L'Assemblée a voté le projet de loi avec 349 voix pour (la plupart des députés de la majorité présidentielle, LR, RN) et 186 voix contre, sur 573 votants. Dans la majorité, vingt députés Renaissance, cinq députés MoDem et deux députés Horizons ont voté contre. Dix-sept Renaissance et quinze MoDem se sont abstenus.

"La majorité a été unie et a pu adopter des mesures extrêmement fortes sur un texte qui, certes, n'est pas parfait puisqu'il est le fruit d'un accord", a commenté le ministre de l'Intérieur, Gérald Darmanin, en soulignant que celui-ci aurait été voté même sans les voix du RN.

La Chambre haute, dominée par la droite et le centre, avait adopté le projet de loi par 214 contre 114.

Exécutif et PS ont d'ores et déjà annoncé qu'ils allaient saisir le Conseil constitutionnel.

Mardi soir, les grandes manœuvres étaient de mise à l'Elysée.
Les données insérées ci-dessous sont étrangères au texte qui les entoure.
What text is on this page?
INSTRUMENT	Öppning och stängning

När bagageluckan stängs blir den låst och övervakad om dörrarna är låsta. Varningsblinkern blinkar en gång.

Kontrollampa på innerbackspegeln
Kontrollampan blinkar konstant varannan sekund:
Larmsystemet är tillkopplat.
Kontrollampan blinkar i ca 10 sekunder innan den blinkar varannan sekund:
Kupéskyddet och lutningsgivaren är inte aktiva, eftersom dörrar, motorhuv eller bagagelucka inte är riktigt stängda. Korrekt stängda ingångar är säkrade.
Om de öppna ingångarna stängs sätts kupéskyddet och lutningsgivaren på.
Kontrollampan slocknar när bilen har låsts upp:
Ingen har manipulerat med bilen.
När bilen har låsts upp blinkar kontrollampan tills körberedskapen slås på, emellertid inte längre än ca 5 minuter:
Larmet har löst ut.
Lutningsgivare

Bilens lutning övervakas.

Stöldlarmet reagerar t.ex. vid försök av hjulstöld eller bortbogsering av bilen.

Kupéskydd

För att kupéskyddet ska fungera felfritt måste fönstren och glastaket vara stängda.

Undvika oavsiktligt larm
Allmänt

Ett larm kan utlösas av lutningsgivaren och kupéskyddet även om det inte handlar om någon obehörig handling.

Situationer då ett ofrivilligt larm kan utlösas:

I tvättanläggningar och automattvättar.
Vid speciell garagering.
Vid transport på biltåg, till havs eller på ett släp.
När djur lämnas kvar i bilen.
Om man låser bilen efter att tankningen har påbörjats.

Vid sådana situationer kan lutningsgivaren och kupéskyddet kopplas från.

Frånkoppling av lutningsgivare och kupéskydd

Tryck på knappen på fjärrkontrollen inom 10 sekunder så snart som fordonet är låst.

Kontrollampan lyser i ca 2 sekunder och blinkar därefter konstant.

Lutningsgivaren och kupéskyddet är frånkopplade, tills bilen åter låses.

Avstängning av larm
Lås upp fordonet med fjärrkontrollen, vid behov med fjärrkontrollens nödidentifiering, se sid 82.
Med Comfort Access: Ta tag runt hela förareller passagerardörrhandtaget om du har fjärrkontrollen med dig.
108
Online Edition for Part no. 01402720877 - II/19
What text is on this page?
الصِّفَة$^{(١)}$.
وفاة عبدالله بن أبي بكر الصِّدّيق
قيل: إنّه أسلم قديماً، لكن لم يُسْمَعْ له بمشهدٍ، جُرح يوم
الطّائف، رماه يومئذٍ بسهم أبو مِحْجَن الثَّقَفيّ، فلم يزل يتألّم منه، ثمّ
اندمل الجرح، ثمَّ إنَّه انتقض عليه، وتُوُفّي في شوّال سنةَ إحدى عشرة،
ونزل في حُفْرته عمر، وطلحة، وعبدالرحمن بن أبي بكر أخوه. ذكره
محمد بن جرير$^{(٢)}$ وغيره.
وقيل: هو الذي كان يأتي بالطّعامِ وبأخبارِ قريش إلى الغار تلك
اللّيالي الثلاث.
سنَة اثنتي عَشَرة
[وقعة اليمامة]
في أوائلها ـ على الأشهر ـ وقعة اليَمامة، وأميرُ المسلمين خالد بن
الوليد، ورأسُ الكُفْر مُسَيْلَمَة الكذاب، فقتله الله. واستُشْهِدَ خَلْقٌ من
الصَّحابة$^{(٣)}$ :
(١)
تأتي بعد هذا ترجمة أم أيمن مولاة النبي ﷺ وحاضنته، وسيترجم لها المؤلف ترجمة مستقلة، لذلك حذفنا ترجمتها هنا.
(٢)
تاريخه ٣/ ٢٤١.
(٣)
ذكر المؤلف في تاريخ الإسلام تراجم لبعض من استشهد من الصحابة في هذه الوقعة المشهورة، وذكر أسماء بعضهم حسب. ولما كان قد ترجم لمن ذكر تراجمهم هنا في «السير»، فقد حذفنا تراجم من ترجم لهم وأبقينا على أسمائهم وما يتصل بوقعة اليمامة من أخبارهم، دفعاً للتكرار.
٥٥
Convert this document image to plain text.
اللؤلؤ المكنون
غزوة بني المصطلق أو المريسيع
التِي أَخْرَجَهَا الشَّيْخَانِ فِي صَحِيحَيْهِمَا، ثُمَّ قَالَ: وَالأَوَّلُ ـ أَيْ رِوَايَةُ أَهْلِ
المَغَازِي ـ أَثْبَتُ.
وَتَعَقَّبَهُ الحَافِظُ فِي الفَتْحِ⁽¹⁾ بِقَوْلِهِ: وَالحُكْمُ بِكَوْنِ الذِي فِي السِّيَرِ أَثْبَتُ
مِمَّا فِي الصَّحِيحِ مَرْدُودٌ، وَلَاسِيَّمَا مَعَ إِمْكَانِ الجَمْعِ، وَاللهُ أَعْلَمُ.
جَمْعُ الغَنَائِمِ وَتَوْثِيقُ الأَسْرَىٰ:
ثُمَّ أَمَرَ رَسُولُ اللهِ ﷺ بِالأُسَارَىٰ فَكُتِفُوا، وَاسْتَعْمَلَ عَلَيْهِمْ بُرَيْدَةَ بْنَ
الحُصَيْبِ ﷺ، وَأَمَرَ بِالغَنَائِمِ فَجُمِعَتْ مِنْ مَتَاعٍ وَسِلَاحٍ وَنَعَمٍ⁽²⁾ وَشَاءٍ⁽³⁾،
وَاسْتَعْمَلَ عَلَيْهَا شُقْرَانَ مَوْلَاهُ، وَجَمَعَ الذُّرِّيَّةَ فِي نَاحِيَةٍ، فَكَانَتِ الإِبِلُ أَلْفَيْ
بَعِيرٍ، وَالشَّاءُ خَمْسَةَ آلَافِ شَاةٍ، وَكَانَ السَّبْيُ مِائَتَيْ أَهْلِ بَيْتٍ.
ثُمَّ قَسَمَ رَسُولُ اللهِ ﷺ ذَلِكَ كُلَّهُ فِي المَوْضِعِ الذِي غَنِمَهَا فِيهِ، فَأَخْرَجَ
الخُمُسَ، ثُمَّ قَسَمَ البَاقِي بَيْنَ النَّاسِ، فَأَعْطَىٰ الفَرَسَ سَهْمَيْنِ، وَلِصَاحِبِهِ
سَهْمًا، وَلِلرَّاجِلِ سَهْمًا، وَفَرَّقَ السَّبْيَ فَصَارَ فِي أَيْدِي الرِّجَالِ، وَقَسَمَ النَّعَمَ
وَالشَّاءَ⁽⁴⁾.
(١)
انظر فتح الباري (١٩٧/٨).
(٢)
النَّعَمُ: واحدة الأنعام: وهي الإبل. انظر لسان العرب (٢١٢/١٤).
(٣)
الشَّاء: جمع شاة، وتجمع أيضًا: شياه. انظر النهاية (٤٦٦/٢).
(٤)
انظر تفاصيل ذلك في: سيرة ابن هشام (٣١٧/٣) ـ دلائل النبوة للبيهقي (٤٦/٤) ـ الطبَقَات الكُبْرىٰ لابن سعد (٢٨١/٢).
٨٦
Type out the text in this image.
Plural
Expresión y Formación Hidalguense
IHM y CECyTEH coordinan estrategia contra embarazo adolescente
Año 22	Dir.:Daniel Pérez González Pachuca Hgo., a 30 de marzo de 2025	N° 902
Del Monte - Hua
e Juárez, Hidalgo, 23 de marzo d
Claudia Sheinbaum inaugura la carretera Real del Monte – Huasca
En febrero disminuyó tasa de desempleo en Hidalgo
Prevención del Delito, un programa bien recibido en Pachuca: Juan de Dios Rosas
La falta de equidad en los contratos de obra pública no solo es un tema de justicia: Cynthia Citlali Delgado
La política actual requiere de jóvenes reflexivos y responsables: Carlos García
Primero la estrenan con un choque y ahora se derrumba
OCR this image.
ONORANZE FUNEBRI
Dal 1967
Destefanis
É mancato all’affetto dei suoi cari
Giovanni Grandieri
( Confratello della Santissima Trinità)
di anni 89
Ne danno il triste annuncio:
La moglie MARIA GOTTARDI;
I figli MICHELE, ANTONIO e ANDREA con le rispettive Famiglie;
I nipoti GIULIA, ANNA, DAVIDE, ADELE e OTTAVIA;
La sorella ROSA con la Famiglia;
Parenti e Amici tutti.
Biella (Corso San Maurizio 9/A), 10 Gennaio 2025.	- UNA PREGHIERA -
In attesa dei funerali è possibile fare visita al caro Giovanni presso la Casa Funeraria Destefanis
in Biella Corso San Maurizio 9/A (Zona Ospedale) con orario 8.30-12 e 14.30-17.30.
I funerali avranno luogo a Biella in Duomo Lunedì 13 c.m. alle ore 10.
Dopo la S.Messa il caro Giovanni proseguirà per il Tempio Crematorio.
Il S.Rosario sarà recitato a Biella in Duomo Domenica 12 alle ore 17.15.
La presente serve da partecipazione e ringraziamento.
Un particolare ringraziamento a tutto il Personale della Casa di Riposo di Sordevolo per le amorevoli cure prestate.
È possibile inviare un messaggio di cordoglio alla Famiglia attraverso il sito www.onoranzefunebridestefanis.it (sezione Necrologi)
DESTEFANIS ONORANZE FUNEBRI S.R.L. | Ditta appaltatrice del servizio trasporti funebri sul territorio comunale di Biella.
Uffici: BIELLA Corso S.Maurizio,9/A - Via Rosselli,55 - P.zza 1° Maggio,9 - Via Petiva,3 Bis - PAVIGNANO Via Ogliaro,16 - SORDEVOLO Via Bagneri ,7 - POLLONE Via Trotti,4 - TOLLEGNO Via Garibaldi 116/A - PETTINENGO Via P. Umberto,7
Lors d'une réunion tenue en urgence, le chef de l'Etat avait dit à ses troupes que la loi ne devait pas être adoptée grâce aux voix du Rassemblement national, envisageant le cas échéant de demander une deuxième délibération parlementaire grâce au mécanisme de l'article 10 de la Constitution.

Cette hypothèse semble s'éloigner. Le texte aurait en effet été adopté même si les parlementaires d'extrême droite s'étaient abstenus. Le résultat aurait en revanche été différent s'ils avaient voté contre.

La fracture de la majorité s'éloigne-t-elle pour autant? Selon une source ministérielle, trois membres du gouvernement, Aurélien Rousseau (Santé), Sylvie Retailleau (Enseignement supérieur), et Patrice Vergriete (Logement), en désaccord avec le texte, avaient "mis leur démission dans la balance" mardi après le ralliement du RN.

Autre figure de l'aile gauche de la macronie, le président (Renaissance) de la Commission des Lois, Sacha Houlié, a voté contre ce projet de loi, issu d'une commission mixte paritaire (CMP) réunissant sénateurs et députés et chargée de dégager un compromis entre les deux chambres.

Allié historique du chef de l'Etat, le président du MoDem, François Bayrou, avait en début de soirée fait savoir qu'il "n'acceptera(it) pas" un texte sur l'immigration "revendiqué" par le RN, selon des sources concordantes. Son groupe s'est finalement divisé lors du vote.

Devant les fissures de son camp, Elisabeth Borne avait dénoncé mardi soir "une grossière manœuvre du RN" visant avant tout à diviser la majorité et avait appelé les siens à voter le texte.

La Première ministre, qui estime que "la majorité a fait bloc", doit s'exprimer mercredi matin sur France Inter, alors qu'Emmanuel Macron doit lui-aussi parler dans la journée, possiblement à la télévision.

Reste que la crise est bel et bien ouverte dans le camp du président. Un ministre, sous couvert d'anonymat, explique à l'AFP n'être "pas du tout" à l'aise avec le dénouement et le vote du RN.

Le soutien du parti d'extrême droite au texte s'apparente au "baiser de la mort" pour la majorité, s'alarme un député Renaissance, macroniste de la première heure.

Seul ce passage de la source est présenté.